I have some 5dn cable in the shop. I wish it had the classic eel ends like the 1 1/4 does. It's flexible yet it'll torque up like it's big brother. Eel cable is some amazing stuff when you really crank on it.


----------



## gear junkie (Jun 20, 2008)

PPRI said:


> I have some 5dn cable in the shop. I wish it had the classic eel ends like the 1 1/4 does. It's flexible yet it'll torque up like it's big brother. Eel cable is some amazing stuff when you really crank on it.

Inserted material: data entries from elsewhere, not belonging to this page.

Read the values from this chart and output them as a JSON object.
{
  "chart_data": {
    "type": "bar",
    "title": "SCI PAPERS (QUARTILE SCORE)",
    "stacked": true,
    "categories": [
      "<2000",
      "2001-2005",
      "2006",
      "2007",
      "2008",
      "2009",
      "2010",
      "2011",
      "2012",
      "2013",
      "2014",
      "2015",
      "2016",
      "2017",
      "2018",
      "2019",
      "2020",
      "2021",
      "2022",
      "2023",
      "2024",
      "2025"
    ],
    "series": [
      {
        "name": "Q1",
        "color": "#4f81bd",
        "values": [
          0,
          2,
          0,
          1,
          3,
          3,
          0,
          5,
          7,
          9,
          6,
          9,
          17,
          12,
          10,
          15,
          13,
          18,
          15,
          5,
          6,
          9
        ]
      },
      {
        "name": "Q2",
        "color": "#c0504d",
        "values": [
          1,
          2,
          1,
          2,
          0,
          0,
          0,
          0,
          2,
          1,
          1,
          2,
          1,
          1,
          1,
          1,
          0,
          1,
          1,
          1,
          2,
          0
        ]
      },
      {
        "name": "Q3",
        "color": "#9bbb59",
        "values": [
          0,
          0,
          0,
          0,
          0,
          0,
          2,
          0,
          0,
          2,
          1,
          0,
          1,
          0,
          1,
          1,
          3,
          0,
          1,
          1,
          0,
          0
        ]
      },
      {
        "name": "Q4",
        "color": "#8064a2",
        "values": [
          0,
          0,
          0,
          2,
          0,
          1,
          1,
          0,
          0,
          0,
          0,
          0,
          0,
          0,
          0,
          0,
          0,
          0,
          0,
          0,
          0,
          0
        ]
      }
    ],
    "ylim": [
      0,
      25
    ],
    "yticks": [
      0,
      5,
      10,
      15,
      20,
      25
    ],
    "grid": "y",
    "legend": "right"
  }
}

The J cable is one step up in size. 7/8 x 6. Has the same type of end as the 1-1/4 just smaller. I also bought the adapter to go from 1-1/4 to 7/8.


----------



## PPRI (Aug 27, 2013)

I just wonder if it is small enough or could I just use 1 1/4 when I use 7/8? 5/8 can work in 2" lines.


----------



## Will (Jun 6, 2010)

I have the J-Cable set up, be very very very careful with it. Don't run it with 1.25" and keep it out a serious blockages, I've flipped it before and had to pull it out of the clean out with my van.


----------



## gear junkie (Jun 20, 2008)

Will said:


> I have the J-Cable set up, be very very very careful with it. Don't run it with 1.25" and keep it out a serious blockages, I've flipped it before and had to pull it out of the clean out with my van.

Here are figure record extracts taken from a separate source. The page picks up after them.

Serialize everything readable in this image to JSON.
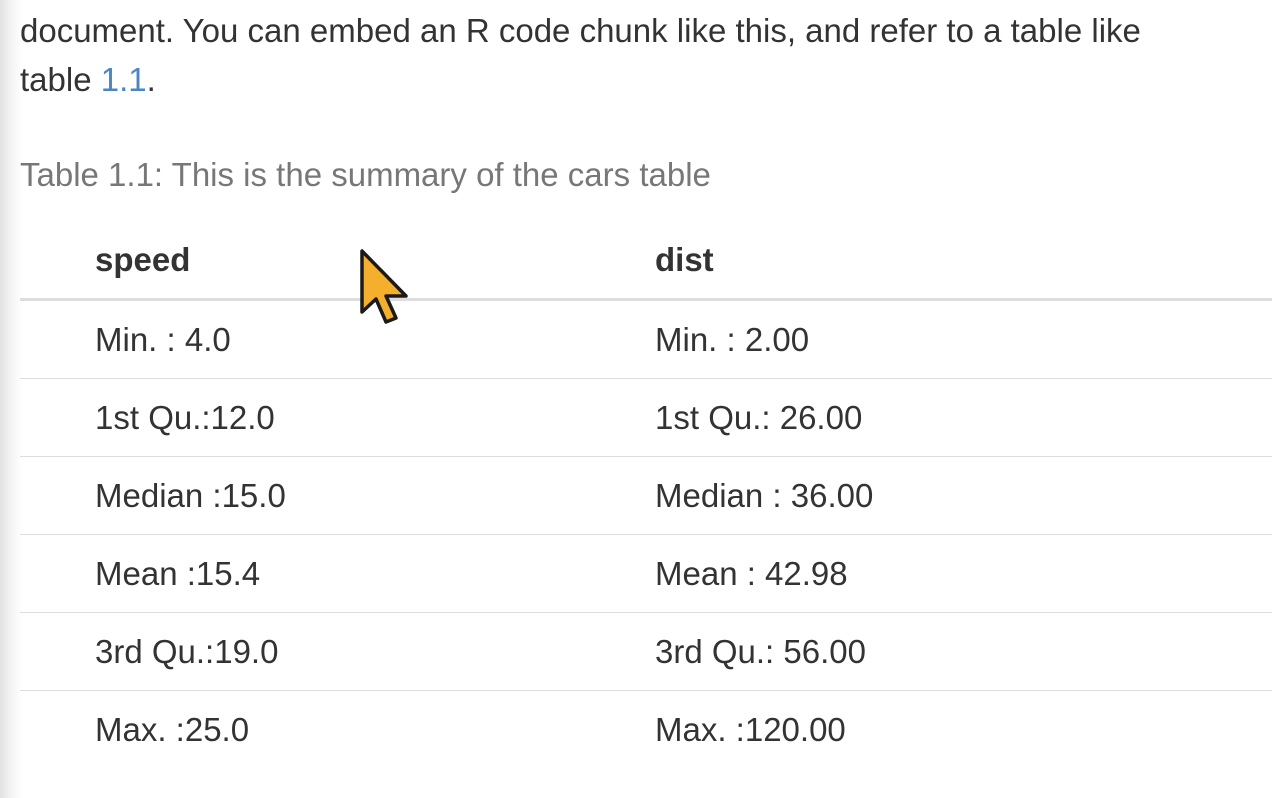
{
  "paragraph": {
    "line1": "document. You can embed an R code chunk like this, and refer to a table like",
    "line2_prefix": "table ",
    "table_ref": "1.1",
    "line2_suffix": "."
  },
  "caption": "Table 1.1: This is the summary of the cars table",
  "table": {
    "headers": [
      "speed",
      "dist"
    ],
    "rows": [
      [
        "Min. : 4.0",
        "Min. : 2.00"
      ],
      [
        "1st Qu.:12.0",
        "1st Qu.: 26.00"
      ],
      [
        "Median :15.0",
        "Median : 36.00"
      ],
      [
        "Mean :15.4",
        "Mean : 42.98"
      ],
      [
        "3rd Qu.:19.0",
        "3rd Qu.: 56.00"
      ],
      [
        "Max. :25.0",
        "Max. :120.00"
      ]
    ]
  },
  "colors": {
    "text": "#333333",
    "caption": "#777777",
    "link": "#4a86c5",
    "rule": "#dddddd",
    "cursor_fill": "#f4b02c"
  },
  "icons": {
    "cursor": "mouse-pointer-icon"
  }
}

When you flipped the cable.....

-what were you using to power it? Drill, model C?

-which cable? regular or the heavy duty version?

-have you ever flipped the K60 cable?

-what cutter head were you using when flipped?


----------



## Will (Jun 6, 2010)

gear junkie said:


> When you flipped the cable.....
> 
> -what were you using to power it? Drill, model C?
> 
> ...



Model C

regular

no

don't remember


----------



## gear junkie (Jun 20, 2008)

Well an update. Did an area drain job today that the k60 and jetter couldn't do. Used the arrowhead. The drill was the real kicker. Say what you want about asstyme but he picks an outstanding drill. 

http://www.amazon.com/dp/B004C05HBG...e=UTF8&qid=1457582985&sr=sr-1&keywords=makita

Removed about a 5gal bucket of roots and the Jcable had no problem making the nondirectional tee drains. Now one thing is I did break kink one cable and broke the innercore on another cable.....completely operator error. I was frustrated with the HO and wasn't paying attention.

Glad I saw this cable at the show.


----------



## PPRI (Aug 27, 2013)

You know I threw that drill in my truck months ago and still haven't brought myself to try it. Seems dinky compared to the super hawg


----------



## sparky (Jan 8, 2014)

gear junkie said:


> One of the things I saw at the WWETT show. This is the heavy duty version with a 1/2" drum cable inside. Stiff enough so it'll hold 3' sticking out.
> 
> Also got a new drill for it. Thinking this will be a good setup for inside bathrooms and roofs.


I want to see this picture if you can post it again


----------